On Ukraine, America Has Good Options
1:02 PM, MAR 4, 2014 • BY SETH CROPSEY


Vladimir Putin is aggressive, increasingly armed, and dangerous. Besides his recent attack against Ukraine, he invaded Georgia in 2008 and has been rearming since well before then. Like his Communist and czarist predecessors, Putin seeks to expand Moscow’s control. Russian military spending—for example, on its impressive new nuclear attack submarine, theSeverodvinsk, along with Moscow’s ambitious plans to rebuild its Pacific fleet—indicate that Putin does not regard the post-Communist contraction in imperial reach as permanent.

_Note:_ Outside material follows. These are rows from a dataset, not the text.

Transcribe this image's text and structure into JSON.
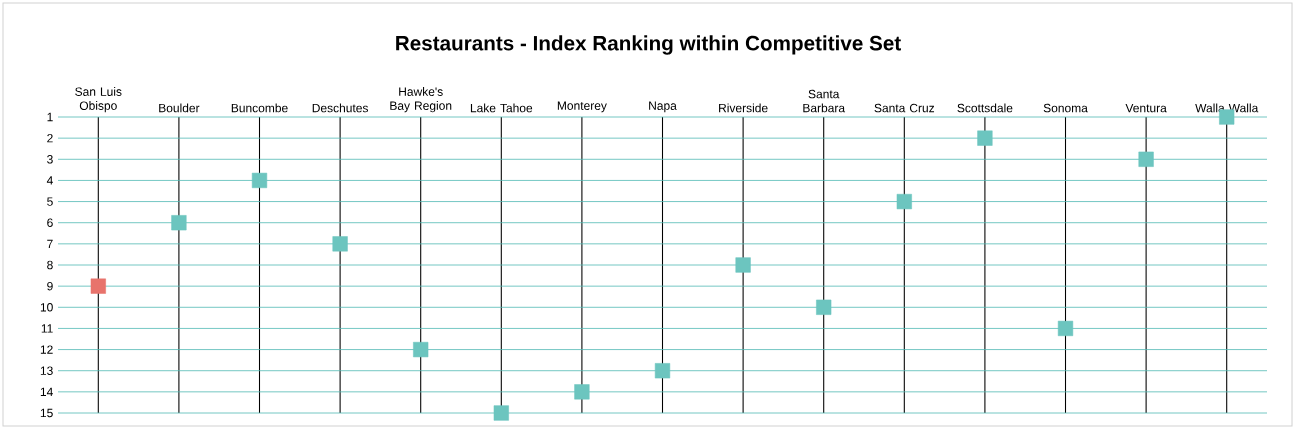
{
  "chart_data": {
    "type": "scatter",
    "title": "Restaurants - Index Ranking within Competitive Set",
    "categories": [
      "San Luis Obispo",
      "Boulder",
      "Buncombe",
      "Deschutes",
      "Hawke's Bay Region",
      "Lake Tahoe",
      "Monterey",
      "Napa",
      "Riverside",
      "Santa Barbara",
      "Santa Cruz",
      "Scottsdale",
      "Sonoma",
      "Ventura",
      "Walla Walla"
    ],
    "values": [
      9,
      6,
      4,
      7,
      12,
      15,
      14,
      13,
      8,
      10,
      5,
      2,
      11,
      3,
      1
    ],
    "colors": [
      "#e8736c",
      "#6cc5bf",
      "#6cc5bf",
      "#6cc5bf",
      "#6cc5bf",
      "#6cc5bf",
      "#6cc5bf",
      "#6cc5bf",
      "#6cc5bf",
      "#6cc5bf",
      "#6cc5bf",
      "#6cc5bf",
      "#6cc5bf",
      "#6cc5bf",
      "#6cc5bf"
    ],
    "ylim": [
      15,
      1
    ],
    "yticks": [
      1,
      2,
      3,
      4,
      5,
      6,
      7,
      8,
      9,
      10,
      11,
      12,
      13,
      14,
      15
    ],
    "grid": true,
    "marker": "square"
  }
}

He is also highly vulnerable. He is sustained by the export of oil and gas, whose revenue lines the pockets of his political base, Russia’s plutocracy. But he needs foreign technology to extract and export energy, and he depends heavily on unchallenged control over the gas and oil markets to his main purchasers in Europe. Large oil and gas revenues and aggressiveness is a toxic brew. The invasion of Ukraine’s Crimean peninsula this past weekend demonstrates again that Putin is moving deliberately to gather back what was lost when the Soviet empire imploded.

As with stars, the death of empires is usually explosive. However, unlike stars, imperial explosion is not bound by physics to occur simultaneously with the precipitating event. The Ottoman Empire perished a slow death that ended in the early 20th century. Current Turkish prime minister Recep Tayyip Erdogan’s embrace of the old Ottomans’ religious fervor, his longing for the associated caliphate and his navalist ambitions show that a century can pass before a state convulses in partial reaction to its lost imperium.